ふたつのさくら

「……化野菖蒲。朔羅の徒野とは違って、化ける野原の化野ですね。朔羅の家の分家筋です。」

徒野の1番近くに位置する分家、化野。

本家の徒野は妖怪の力を使って妖怪を祓う。

「うちの家は幻術を使うんです。ちょっと手、貸してください。」

先生は不思議そうな顔をしながらも手を差し出す。

俺はその手を握って、先生に鏡を見せた。

「は?!」

先生が驚いたように声を出して、椅子からガタッと立ち上がった。

それにより手が離れ、幻術は解けた。

「い、今……目が、赤く……」

「はい。うちは触っているものの姿を変えることができます。
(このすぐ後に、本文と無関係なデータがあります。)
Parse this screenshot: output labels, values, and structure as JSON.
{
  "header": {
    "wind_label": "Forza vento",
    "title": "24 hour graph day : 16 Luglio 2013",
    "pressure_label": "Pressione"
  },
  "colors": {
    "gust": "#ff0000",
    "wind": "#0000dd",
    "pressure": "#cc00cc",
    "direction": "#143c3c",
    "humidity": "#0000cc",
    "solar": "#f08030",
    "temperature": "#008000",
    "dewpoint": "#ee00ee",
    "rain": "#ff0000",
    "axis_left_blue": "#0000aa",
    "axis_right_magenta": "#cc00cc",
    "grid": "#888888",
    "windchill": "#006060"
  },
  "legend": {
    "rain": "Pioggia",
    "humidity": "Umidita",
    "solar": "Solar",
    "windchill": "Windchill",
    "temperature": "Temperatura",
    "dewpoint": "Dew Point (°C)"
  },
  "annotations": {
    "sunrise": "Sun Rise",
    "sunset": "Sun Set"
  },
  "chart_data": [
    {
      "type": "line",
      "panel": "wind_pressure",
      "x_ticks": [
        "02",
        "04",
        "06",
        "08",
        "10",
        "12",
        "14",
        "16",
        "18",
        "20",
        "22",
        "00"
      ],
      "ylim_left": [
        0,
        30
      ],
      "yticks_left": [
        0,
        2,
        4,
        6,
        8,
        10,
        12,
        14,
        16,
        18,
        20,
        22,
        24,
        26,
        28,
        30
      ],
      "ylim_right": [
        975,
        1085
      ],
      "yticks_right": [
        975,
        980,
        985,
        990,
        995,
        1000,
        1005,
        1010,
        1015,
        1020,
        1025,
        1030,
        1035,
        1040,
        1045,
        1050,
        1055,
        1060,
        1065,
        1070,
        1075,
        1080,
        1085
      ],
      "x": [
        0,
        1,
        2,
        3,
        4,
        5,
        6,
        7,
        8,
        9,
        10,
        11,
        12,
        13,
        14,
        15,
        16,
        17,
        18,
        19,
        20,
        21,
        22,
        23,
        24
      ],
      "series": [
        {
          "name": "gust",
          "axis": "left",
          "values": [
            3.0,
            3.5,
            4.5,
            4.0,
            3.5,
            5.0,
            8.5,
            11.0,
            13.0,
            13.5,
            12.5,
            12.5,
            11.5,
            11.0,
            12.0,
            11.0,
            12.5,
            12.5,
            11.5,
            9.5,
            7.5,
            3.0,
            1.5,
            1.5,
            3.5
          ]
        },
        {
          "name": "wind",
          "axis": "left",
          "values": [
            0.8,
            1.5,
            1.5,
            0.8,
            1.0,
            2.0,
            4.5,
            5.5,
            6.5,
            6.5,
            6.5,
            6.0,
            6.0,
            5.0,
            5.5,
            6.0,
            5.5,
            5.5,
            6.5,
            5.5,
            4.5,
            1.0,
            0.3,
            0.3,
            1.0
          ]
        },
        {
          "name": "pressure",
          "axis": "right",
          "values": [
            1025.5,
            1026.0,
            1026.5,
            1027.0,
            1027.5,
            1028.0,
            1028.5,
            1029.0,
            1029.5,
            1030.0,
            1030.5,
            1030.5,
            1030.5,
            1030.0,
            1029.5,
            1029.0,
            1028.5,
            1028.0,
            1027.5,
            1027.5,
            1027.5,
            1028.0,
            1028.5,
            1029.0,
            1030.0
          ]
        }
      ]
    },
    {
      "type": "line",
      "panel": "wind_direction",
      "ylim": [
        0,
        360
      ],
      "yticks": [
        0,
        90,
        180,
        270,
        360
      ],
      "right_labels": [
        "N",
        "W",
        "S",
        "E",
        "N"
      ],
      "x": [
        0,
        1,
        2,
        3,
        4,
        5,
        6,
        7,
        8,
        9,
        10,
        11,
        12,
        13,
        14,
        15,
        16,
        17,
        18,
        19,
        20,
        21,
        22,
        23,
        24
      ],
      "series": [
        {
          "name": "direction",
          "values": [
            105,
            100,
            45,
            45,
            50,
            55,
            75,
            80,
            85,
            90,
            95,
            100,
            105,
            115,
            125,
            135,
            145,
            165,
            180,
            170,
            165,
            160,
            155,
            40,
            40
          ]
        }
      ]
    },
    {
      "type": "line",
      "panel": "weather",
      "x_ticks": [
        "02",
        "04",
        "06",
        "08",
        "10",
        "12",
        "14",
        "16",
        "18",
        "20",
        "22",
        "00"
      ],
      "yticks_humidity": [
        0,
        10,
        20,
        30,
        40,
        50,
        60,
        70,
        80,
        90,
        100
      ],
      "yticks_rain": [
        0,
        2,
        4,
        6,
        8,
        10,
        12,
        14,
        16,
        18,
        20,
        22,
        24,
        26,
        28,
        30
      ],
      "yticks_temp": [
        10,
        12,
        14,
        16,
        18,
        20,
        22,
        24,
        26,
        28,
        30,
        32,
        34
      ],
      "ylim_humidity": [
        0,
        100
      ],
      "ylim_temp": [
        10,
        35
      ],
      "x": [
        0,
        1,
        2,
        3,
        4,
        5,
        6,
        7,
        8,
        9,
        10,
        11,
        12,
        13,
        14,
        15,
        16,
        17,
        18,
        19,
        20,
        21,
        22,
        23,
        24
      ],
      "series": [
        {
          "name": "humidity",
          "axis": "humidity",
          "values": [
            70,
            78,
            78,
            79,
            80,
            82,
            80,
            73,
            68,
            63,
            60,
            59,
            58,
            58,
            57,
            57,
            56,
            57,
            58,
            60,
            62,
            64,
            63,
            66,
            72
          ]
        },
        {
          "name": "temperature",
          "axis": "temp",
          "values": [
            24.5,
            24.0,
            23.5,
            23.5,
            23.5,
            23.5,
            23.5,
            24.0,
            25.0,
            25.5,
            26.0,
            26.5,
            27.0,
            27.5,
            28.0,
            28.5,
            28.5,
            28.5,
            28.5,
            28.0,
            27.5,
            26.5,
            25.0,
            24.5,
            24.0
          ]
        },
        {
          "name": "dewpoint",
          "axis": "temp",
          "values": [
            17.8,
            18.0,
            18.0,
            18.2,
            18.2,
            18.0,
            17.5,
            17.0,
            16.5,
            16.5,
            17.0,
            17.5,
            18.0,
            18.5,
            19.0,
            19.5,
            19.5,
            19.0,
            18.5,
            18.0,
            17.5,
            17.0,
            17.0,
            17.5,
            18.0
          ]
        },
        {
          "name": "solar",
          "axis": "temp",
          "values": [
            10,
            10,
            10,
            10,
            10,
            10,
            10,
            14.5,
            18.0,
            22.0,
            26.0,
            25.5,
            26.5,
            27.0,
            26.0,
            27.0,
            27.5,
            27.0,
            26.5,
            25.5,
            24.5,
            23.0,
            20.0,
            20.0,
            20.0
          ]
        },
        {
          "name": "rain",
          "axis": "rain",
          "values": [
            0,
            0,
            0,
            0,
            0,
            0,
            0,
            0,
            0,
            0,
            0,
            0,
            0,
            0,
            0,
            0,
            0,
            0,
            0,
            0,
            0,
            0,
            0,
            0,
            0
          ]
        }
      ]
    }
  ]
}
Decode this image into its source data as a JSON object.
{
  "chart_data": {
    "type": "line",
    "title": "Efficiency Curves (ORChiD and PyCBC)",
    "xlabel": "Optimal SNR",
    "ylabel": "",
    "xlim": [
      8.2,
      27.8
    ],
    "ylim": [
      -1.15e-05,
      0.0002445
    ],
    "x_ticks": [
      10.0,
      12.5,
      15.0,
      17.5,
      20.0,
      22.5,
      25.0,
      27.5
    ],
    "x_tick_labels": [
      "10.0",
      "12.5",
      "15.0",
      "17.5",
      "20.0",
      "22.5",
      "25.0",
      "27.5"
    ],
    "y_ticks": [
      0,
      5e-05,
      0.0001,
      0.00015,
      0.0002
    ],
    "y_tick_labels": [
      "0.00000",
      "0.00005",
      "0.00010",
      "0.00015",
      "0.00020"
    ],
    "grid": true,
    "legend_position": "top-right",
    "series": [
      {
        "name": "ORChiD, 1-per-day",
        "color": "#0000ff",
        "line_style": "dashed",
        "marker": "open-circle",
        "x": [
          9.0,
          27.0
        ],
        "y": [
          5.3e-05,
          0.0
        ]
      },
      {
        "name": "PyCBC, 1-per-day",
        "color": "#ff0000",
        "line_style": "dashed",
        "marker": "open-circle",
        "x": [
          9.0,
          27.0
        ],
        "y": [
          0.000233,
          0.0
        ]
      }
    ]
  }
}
まあ、頑張れば触っていなくてもできるんですけど……。」

えっとなんの話だっけ?

……あ、そうだそうだ、俺の話。

先生が椅子に座ったのを確認して口を開く。

「で、そんな幻術を扱う化野家の次期当主が、うち。ついでに朔羅のいとこで、現医大生。こうやって朔羅のメンケアと体調管理をしています。」

ね?情報量多いでしょ?

「あとあるとすれば……去年のここの首席卒業生ってことですかね?」

そろそろ大丈夫かなー、と思って足をどかす。

血はちゃんと止まっていた。

よしよし。

持ってきていたカバンから包帯を出して、朔羅の手のひらにキツく巻きつけた。

「……は?!え?女じゃ、ない……?」

一連の作業が終わるまでずっと黙っていた先生が、いきなり大声を出した。

びっくりした……。

「失礼な。れっきとした男ですよ。」